New overtime pay rule doubles salary threshold

President Barack Obama

By: Rebecca Turco

Additional reporting by The Associated Press


WASHINGTON, D.C. — More than 4 million U.S. workers will become newly eligible for overtime pay under rules issued Wednesday by the Obama administration.

The new rule is intended to boost earnings for middle- and lower-income workers. Some employers, though, might choose to reduce their employees’ additional hours.

Under the new rules, first released in draft form last summer, the annual salary threshold at which companies can deny overtime pay will be doubled from $23,660 to nearly $47,500.

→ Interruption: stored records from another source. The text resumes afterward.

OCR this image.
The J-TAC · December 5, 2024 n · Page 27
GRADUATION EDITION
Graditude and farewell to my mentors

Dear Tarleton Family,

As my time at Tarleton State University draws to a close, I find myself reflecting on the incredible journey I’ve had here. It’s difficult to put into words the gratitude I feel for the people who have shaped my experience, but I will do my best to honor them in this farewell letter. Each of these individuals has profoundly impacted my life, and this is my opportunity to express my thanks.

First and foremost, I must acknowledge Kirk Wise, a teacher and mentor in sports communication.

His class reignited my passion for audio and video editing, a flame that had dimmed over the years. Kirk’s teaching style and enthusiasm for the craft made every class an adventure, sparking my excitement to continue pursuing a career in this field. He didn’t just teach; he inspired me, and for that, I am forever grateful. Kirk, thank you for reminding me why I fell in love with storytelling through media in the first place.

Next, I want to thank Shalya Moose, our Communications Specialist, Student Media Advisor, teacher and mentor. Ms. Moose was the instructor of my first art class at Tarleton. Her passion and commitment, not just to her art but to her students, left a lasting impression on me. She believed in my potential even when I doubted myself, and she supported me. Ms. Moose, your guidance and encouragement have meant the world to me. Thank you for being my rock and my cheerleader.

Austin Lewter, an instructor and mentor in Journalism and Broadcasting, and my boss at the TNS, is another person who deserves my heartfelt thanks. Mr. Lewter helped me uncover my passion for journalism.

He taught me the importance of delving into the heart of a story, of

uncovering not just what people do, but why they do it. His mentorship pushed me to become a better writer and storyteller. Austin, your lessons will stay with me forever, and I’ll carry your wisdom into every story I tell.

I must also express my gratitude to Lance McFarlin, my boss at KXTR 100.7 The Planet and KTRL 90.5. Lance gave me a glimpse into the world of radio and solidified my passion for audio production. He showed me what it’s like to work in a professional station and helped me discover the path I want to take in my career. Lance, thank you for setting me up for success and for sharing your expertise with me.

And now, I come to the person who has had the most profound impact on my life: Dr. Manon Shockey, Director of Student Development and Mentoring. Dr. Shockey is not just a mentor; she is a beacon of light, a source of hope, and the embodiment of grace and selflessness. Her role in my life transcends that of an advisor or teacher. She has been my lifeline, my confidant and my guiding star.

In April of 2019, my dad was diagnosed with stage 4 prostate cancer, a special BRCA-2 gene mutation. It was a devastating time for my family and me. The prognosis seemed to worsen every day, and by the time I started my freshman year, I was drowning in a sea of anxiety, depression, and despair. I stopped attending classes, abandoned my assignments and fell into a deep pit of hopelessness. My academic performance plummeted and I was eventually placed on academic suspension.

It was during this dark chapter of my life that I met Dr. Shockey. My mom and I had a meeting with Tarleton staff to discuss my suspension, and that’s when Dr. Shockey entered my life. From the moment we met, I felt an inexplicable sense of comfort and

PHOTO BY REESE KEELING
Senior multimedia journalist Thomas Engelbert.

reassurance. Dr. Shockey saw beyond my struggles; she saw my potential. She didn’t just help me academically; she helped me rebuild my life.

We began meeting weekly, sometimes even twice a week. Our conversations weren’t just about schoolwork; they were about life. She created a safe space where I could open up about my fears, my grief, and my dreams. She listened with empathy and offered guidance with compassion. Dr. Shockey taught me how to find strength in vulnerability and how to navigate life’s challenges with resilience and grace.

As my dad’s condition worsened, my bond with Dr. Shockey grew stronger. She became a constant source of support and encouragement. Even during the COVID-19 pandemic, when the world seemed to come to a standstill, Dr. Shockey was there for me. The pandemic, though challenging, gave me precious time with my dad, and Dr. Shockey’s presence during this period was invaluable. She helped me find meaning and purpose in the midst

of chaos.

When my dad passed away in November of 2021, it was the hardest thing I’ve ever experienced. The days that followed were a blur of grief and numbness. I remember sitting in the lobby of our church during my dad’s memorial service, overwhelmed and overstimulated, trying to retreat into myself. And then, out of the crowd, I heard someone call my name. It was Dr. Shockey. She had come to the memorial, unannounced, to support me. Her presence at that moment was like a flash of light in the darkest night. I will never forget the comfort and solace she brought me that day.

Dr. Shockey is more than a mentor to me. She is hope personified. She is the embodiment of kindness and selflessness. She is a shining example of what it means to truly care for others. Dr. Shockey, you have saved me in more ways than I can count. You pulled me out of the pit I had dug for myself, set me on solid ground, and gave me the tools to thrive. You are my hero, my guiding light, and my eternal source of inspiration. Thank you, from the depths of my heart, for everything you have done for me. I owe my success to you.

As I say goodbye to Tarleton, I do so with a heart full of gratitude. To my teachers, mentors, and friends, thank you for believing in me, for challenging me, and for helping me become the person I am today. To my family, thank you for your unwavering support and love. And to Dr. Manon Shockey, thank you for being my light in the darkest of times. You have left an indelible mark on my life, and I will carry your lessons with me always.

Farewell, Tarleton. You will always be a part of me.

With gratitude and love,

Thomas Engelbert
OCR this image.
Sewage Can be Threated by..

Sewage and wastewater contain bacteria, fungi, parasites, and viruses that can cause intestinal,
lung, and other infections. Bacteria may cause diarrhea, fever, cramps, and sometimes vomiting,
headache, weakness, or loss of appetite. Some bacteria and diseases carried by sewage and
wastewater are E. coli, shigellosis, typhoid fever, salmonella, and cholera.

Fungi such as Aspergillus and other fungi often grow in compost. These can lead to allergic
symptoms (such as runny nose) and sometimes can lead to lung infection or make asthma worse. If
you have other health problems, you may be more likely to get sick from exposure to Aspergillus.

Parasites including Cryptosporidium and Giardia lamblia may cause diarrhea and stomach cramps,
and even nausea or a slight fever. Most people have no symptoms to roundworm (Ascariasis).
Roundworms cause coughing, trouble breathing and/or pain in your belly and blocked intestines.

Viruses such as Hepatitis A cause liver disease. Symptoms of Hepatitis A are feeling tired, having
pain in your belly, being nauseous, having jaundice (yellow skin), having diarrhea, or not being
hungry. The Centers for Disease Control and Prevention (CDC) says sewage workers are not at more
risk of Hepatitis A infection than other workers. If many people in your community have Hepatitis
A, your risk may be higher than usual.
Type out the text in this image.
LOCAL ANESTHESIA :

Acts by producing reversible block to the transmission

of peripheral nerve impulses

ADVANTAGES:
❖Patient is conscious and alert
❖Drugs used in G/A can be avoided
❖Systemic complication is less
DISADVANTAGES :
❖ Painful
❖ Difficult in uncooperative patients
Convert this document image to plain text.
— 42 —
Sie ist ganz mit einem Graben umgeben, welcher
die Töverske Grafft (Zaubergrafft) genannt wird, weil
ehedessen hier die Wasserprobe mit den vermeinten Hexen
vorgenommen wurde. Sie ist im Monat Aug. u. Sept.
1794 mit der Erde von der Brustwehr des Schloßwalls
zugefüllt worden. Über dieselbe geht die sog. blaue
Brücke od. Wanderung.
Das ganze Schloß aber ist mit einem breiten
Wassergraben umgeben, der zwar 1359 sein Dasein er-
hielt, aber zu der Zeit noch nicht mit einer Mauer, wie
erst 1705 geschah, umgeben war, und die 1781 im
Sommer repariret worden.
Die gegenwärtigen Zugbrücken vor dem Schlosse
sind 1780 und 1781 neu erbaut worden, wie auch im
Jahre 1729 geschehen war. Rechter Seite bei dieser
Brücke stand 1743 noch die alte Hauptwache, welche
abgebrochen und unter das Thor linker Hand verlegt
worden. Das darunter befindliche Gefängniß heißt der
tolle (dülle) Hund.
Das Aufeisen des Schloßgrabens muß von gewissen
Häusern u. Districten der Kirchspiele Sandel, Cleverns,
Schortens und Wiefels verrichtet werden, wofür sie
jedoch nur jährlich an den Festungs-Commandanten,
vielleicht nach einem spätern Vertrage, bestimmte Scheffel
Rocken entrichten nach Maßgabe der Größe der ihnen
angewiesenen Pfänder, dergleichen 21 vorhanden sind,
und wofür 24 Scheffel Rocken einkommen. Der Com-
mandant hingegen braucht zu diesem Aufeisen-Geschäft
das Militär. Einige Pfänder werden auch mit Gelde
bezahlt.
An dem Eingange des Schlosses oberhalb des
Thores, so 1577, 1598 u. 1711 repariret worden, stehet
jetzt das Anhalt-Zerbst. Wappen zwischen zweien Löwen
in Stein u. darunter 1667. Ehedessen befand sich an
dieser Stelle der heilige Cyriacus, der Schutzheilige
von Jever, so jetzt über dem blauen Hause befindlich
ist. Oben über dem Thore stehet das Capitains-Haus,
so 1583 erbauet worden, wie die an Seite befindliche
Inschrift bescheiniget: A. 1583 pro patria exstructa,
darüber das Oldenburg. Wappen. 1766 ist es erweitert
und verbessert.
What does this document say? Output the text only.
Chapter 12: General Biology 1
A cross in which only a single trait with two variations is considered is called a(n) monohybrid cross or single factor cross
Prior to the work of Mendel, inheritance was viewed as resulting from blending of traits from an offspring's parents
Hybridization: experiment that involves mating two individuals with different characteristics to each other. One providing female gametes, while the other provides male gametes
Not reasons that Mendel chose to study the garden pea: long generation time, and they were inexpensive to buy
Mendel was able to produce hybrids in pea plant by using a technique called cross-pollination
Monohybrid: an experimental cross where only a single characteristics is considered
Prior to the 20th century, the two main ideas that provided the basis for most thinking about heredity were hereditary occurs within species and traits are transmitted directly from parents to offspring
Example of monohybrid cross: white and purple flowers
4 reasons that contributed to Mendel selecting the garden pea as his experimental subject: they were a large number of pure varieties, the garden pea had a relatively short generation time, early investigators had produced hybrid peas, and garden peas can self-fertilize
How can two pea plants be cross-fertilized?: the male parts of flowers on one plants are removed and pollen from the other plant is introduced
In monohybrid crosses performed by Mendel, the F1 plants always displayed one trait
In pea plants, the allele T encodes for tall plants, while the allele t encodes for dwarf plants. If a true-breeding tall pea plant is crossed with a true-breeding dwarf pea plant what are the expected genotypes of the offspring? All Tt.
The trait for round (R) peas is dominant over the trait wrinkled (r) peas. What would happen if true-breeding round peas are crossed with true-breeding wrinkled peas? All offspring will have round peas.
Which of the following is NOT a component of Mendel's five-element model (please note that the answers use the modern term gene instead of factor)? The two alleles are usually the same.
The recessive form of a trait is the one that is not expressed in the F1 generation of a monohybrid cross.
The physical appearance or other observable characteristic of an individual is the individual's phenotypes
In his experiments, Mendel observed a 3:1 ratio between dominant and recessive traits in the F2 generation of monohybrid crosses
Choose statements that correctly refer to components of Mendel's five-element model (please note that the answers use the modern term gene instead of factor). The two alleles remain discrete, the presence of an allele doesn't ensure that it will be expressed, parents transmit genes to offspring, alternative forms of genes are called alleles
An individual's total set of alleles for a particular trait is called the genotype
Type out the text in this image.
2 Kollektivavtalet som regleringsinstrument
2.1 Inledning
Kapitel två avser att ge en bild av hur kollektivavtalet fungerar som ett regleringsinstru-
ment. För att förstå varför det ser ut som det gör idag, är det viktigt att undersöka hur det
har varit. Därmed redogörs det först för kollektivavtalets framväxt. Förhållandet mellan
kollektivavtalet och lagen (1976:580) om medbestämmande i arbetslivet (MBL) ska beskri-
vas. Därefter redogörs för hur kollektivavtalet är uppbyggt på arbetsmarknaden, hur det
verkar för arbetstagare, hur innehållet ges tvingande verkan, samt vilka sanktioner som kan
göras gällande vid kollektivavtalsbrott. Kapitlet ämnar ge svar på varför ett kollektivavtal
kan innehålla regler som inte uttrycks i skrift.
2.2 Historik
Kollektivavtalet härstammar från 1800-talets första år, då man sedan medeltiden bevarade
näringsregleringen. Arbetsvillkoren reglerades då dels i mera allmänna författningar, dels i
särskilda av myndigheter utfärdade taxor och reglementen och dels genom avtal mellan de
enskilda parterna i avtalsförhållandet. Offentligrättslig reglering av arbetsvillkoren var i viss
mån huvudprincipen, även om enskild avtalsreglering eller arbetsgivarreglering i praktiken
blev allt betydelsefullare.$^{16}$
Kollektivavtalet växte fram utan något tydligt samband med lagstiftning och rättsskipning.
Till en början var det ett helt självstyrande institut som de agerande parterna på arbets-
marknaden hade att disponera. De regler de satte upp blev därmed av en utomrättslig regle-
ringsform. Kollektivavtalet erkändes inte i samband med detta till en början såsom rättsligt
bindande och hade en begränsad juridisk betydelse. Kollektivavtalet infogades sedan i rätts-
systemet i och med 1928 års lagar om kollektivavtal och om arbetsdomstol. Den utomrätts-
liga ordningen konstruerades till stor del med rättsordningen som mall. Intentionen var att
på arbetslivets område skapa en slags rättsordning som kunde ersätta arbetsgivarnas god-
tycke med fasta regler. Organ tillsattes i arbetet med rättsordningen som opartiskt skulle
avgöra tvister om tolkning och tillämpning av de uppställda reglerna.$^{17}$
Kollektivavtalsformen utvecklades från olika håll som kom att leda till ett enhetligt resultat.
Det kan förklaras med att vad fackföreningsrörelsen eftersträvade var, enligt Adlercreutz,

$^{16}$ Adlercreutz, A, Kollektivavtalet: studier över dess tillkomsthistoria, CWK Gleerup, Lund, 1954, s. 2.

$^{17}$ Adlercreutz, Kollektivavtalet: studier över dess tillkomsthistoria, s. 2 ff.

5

In the fast food and retail industries in particular, many employees are deemed “managers,” work long hours, but are barely paid more than the people they supervise.

Some local businesses are thrilled with this new initiative. "Any opportunity to strengthen the middle class in this country is one that we can’t miss,” explained Asher Schofield, owner of the store Frog and Toad in Providence. “I think that having a strong middle class is good for business, period."

The Rhode Island Director of the National Federation of Independent Business, Bill Vernon, feels it will hurt small businesses’ bottom line: "There is no more money [to spend on overtime]. This doesn’t create more wealth for the company to spend on compensation and benefits."

The new rule goes into effect December 1, though theoretically the next president could act to undo it.